Il cibo della popolazione più povera era limitato a pane, minestra, zuppa, latte e uova, riservando la carne a sole tre o quattro feste per anno.
Le pagine dal 74 al 78 offrono un’interessante argomentazione di natura filosofica sugli interrogativi insiti nella sua professione, che alla verifica della acquisita esperienza professionale lo appalesa in profonda sintonia coi principi cristiani ed avverso al diffuso materialismo e scetticismo della classe medica.
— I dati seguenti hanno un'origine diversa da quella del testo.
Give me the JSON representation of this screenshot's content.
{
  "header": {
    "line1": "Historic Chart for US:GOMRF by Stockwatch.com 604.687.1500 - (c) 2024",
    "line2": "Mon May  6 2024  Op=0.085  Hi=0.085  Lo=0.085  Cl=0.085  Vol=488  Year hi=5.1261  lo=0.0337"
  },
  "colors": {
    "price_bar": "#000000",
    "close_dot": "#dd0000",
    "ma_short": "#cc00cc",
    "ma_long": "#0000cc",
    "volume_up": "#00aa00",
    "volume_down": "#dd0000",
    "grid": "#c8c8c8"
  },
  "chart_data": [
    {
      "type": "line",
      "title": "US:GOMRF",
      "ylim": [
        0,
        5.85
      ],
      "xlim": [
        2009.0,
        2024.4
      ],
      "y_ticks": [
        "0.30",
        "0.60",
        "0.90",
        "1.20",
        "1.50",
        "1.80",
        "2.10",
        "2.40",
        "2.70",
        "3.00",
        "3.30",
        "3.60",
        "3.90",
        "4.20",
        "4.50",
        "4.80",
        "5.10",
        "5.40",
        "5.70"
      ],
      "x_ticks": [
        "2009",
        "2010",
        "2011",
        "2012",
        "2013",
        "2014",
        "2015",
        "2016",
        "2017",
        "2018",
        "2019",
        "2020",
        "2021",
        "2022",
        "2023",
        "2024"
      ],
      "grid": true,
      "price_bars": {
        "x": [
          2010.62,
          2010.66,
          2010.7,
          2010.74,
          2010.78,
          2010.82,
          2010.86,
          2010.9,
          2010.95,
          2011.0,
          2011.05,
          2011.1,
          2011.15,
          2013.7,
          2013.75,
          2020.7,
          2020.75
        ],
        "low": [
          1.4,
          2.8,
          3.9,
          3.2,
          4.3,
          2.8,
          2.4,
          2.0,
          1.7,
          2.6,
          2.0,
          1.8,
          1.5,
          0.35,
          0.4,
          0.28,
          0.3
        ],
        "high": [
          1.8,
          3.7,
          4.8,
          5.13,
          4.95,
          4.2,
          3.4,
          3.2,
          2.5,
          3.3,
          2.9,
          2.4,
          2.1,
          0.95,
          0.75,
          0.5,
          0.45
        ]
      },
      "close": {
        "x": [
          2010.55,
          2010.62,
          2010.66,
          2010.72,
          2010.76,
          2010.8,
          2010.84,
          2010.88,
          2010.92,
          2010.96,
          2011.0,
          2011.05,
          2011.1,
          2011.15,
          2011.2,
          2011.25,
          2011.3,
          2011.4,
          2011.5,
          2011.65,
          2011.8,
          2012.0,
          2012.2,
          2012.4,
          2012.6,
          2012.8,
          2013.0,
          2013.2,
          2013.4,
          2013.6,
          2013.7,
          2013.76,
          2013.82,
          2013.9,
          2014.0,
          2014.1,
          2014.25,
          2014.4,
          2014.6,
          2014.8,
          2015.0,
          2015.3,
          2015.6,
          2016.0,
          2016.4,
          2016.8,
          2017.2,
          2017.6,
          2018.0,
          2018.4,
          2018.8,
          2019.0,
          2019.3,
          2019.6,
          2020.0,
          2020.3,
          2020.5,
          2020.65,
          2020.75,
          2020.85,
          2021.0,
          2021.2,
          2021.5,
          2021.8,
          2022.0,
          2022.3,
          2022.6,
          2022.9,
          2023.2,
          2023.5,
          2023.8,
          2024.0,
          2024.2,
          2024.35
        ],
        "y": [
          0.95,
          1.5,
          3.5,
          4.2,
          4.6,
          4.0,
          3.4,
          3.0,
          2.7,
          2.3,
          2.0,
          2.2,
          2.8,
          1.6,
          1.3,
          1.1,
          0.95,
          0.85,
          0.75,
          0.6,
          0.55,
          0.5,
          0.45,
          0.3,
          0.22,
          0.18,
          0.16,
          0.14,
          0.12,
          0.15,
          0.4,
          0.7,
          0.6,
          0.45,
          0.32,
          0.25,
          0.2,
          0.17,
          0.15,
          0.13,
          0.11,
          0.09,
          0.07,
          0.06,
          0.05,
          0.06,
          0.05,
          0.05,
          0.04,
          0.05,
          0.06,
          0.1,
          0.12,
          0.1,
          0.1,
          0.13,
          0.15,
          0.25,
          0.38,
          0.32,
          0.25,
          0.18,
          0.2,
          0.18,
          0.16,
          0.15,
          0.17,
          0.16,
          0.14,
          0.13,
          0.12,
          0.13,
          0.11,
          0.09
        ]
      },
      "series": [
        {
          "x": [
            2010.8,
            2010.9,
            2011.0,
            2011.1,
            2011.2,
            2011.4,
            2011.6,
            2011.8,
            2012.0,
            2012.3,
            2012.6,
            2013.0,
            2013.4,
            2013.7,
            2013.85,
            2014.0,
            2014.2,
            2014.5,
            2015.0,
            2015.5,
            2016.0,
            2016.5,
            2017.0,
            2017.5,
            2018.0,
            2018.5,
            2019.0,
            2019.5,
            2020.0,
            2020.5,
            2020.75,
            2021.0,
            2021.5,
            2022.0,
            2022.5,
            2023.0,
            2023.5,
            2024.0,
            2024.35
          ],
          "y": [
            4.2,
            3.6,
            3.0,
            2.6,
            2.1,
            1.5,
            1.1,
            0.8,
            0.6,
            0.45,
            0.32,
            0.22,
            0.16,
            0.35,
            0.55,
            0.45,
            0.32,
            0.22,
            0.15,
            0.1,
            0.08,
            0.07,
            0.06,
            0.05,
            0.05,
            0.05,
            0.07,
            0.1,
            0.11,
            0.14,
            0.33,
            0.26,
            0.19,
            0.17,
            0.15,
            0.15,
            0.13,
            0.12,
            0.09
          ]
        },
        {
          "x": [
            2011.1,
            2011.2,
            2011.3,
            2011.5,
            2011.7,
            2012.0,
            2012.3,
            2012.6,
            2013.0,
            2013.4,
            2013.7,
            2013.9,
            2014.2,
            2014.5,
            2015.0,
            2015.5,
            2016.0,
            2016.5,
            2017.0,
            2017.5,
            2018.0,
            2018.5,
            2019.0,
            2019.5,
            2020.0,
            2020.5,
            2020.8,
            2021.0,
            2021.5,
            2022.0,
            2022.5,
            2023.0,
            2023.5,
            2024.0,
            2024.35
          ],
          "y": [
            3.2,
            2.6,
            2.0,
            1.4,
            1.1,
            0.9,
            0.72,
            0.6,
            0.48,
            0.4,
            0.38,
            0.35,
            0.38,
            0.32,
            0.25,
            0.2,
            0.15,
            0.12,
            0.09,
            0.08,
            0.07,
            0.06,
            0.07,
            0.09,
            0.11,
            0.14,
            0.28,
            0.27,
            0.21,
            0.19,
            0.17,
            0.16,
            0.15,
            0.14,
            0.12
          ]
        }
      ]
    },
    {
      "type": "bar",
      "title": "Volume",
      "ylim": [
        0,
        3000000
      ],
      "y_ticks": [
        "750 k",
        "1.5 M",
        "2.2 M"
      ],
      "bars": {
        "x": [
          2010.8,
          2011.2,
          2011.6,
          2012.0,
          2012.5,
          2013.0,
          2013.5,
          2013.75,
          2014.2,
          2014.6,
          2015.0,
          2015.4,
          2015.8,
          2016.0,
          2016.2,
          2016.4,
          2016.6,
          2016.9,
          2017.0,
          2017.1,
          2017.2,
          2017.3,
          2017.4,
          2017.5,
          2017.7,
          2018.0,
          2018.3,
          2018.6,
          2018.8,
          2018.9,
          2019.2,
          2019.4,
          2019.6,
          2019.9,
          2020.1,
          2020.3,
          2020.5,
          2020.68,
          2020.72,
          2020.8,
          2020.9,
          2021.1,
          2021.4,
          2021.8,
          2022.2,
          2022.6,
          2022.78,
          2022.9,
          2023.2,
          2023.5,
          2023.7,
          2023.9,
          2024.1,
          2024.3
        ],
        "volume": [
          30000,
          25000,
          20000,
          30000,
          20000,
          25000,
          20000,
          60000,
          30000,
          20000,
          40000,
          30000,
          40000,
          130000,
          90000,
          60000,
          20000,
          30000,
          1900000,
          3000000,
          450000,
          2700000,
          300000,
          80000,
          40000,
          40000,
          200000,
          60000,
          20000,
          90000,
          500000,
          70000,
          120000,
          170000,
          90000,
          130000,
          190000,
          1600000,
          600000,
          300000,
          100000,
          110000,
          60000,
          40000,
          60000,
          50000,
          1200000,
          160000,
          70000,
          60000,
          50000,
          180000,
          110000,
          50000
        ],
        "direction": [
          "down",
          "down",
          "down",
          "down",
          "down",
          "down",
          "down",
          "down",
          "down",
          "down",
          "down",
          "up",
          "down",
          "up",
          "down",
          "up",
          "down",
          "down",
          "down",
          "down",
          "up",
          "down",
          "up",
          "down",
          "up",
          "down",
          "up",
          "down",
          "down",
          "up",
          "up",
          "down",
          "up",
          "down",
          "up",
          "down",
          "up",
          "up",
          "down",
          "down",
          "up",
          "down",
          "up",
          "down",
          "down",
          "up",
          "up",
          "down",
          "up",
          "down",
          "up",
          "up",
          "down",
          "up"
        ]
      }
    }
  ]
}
In merito all’origine della vita il suo riferimento va al Fiat di Dio Creatore ed afferma “per me basta e mi fermo alla spiegazione che ritraggo dal Sacro Testo, altri, vaghino pure nei campi dell’ipotetico a piacer loro”.
Interessante questa sua osservazione sul clima del 1870. “in quanto alle stagioni poi, si lamenta qui come altrove, che non tengono più nel loro corso quell’ordine e gradazione come per lo passato”
Sarà mica che il nostro abbia previsto pure anche il buco dell’ozono?